Stanley Jack Froese is a Canadian politician who served as mayor of the Township of Langley, British Columbia, Canada from 2011 to 2022.

==Early life==
Jack Froese attended Abbotsford Senior Secondary School, graduating in 1972. Froese moved to Langley in 1979, where he purchased a farm and operated a turkey farm called JD Farms Specialty Turkey. Froese also worked as a police officer in the Vancouver Police Department, retiring in 2004.

== Mayor of Langley ==

Jack Froese was first elected mayor in 2011, defeating incumbent mayor, Rick Green. Froese was then re-elected in 2014 and 2018. During 2012, Froese was awarded the Diamond Jubilee medal. On January 9, 2020, his wife, Debbie, died due to cancer at the age of 66.

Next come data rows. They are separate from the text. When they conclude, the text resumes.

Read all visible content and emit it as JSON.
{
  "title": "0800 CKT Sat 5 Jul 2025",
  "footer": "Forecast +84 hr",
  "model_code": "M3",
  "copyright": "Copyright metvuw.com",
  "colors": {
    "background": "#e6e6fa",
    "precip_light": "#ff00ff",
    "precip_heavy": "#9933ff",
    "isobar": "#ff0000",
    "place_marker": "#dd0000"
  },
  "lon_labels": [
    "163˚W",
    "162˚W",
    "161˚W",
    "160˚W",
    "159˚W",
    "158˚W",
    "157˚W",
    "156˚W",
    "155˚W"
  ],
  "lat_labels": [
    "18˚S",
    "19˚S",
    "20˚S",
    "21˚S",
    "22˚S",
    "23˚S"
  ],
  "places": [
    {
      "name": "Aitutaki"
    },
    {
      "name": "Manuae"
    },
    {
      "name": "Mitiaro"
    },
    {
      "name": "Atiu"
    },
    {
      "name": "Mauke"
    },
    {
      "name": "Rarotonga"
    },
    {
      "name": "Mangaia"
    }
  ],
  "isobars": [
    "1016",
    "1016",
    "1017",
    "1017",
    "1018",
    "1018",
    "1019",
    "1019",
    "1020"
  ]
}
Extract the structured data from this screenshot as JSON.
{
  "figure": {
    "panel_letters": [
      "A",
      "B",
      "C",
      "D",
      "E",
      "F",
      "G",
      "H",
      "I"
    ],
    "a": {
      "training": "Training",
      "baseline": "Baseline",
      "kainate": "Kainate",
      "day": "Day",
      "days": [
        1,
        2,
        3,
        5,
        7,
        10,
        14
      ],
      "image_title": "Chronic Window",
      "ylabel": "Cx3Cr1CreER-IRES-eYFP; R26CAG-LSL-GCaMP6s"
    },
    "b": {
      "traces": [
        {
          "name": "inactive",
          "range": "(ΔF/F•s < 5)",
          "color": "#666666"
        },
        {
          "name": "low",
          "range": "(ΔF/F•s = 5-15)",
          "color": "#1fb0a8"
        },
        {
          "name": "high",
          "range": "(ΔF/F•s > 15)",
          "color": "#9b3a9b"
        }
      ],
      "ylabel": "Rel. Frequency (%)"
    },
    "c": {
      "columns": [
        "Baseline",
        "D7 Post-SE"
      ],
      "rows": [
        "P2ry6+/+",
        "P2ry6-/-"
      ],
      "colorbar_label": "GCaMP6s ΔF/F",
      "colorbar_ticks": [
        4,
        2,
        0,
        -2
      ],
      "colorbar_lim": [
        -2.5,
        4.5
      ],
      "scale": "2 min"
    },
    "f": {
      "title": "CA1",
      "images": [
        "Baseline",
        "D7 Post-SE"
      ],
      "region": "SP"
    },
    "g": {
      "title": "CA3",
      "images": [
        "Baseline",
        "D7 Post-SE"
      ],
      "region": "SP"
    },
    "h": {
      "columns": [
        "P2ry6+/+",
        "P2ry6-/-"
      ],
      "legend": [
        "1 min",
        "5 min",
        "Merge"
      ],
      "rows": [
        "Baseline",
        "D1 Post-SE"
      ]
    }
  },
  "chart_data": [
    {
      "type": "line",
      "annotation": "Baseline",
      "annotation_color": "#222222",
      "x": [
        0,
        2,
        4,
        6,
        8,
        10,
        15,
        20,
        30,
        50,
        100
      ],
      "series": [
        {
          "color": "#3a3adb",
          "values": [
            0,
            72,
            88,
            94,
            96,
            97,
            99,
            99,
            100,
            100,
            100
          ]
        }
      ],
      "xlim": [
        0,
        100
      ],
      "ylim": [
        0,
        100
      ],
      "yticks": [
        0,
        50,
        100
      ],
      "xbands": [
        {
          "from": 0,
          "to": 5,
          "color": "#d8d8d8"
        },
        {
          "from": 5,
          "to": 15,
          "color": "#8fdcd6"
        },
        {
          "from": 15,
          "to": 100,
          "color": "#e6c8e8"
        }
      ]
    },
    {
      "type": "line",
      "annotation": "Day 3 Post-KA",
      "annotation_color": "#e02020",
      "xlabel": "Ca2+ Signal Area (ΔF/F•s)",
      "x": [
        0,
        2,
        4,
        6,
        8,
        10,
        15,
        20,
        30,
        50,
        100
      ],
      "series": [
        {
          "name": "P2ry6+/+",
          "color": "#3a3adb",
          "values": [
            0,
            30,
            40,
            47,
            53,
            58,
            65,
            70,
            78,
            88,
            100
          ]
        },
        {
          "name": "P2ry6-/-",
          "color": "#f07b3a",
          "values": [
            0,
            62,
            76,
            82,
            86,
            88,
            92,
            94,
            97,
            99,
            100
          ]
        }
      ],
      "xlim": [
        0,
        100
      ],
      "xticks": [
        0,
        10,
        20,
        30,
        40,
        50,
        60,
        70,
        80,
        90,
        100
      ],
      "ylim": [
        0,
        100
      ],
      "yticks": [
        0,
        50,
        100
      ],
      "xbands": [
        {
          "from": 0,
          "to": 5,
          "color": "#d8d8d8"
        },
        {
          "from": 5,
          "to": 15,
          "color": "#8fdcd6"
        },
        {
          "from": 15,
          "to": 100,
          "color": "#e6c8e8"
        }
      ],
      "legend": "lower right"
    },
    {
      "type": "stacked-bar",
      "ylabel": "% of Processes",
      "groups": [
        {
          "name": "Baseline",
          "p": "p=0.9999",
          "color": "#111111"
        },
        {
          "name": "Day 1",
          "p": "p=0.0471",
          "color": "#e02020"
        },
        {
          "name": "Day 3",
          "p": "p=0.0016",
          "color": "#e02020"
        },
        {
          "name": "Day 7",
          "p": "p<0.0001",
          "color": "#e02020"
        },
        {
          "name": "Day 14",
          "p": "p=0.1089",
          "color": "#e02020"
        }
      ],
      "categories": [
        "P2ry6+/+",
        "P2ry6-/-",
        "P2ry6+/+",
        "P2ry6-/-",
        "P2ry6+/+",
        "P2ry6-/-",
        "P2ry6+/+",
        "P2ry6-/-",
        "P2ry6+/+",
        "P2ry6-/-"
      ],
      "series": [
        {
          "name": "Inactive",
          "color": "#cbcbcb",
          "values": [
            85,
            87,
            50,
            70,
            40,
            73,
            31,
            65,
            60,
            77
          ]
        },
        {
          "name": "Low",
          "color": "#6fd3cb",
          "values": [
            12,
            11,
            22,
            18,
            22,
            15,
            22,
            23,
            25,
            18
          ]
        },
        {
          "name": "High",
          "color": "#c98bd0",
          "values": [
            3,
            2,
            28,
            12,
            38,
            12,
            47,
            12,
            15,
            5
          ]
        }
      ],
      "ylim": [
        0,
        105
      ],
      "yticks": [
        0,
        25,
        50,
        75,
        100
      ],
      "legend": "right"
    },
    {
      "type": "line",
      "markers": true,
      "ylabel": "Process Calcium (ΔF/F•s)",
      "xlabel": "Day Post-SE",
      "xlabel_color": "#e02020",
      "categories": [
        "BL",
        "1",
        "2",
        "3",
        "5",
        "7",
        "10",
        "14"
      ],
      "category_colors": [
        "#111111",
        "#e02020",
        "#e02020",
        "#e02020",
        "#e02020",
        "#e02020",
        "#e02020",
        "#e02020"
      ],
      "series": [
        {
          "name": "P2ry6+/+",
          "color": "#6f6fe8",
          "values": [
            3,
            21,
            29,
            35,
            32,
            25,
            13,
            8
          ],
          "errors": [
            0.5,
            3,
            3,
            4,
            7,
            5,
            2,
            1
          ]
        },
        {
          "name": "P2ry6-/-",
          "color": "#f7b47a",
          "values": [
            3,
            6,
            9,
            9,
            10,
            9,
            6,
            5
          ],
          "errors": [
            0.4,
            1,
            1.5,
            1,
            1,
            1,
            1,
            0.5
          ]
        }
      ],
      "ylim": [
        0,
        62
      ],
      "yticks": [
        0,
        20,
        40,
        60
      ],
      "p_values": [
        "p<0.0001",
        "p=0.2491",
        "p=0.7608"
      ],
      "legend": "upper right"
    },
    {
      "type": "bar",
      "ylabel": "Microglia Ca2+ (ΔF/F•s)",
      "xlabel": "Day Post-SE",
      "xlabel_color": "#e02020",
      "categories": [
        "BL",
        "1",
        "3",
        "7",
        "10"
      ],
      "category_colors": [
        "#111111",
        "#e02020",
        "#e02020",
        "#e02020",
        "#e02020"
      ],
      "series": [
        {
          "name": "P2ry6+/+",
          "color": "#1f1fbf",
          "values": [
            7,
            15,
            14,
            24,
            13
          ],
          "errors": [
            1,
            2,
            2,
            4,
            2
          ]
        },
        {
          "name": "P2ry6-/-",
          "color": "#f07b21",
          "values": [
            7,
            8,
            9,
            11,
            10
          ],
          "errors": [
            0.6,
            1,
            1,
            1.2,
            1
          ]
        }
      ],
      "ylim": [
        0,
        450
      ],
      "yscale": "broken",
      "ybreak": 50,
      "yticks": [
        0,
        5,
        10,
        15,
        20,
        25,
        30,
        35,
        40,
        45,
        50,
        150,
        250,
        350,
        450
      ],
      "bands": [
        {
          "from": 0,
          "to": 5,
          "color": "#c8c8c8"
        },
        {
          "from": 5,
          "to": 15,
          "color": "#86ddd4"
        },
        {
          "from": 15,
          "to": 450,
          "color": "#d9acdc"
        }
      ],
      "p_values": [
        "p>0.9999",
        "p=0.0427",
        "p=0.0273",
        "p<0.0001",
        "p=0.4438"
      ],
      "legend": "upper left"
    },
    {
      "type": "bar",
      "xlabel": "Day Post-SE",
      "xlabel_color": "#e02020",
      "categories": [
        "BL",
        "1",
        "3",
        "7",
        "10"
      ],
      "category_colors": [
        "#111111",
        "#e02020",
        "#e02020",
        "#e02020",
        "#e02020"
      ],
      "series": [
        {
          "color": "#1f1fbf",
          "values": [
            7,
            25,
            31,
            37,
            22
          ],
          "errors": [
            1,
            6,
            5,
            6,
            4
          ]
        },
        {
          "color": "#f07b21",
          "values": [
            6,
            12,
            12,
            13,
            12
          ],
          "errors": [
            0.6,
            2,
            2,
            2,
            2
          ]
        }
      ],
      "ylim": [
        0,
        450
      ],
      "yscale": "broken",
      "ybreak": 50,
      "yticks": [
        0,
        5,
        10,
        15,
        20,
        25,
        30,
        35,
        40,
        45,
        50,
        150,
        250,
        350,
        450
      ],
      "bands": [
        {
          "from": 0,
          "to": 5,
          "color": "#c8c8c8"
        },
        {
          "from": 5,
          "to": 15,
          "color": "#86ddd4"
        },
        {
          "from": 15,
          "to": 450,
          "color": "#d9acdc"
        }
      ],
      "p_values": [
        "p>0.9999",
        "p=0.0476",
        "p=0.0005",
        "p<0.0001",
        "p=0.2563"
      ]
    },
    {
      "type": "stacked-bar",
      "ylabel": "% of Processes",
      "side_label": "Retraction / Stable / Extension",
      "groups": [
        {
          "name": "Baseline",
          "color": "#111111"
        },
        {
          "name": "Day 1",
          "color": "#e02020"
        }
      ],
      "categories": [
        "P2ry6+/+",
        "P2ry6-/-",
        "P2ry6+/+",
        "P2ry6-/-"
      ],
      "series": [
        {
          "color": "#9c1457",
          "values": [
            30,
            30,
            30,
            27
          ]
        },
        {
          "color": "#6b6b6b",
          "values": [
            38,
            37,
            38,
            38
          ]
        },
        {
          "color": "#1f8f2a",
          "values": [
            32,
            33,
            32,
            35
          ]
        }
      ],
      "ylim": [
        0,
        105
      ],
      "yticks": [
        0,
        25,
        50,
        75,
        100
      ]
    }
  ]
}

Froese served as the Vice-Chair of the Mayors' Council on the TransLink board. In July 2018, he voted to approve a SkyTrain extension from King George Station in Surrey to Langley City. On October 2, 2019, he voted to replace the Massey Tunnel with a new, 8-lane tunnel.

During Froese's term as mayor, Froese spent $7.7 million on the expansion of the Langley Events Centre. He also pledged $27 million in funding for widening a stretch of the Trans-Canada Highway from Langley to Aldergrove, which was known for congestion and crashes.

On April 11, 2022, Froese announced that he would not seek re-election in that year's municipal election and his retirement from politics.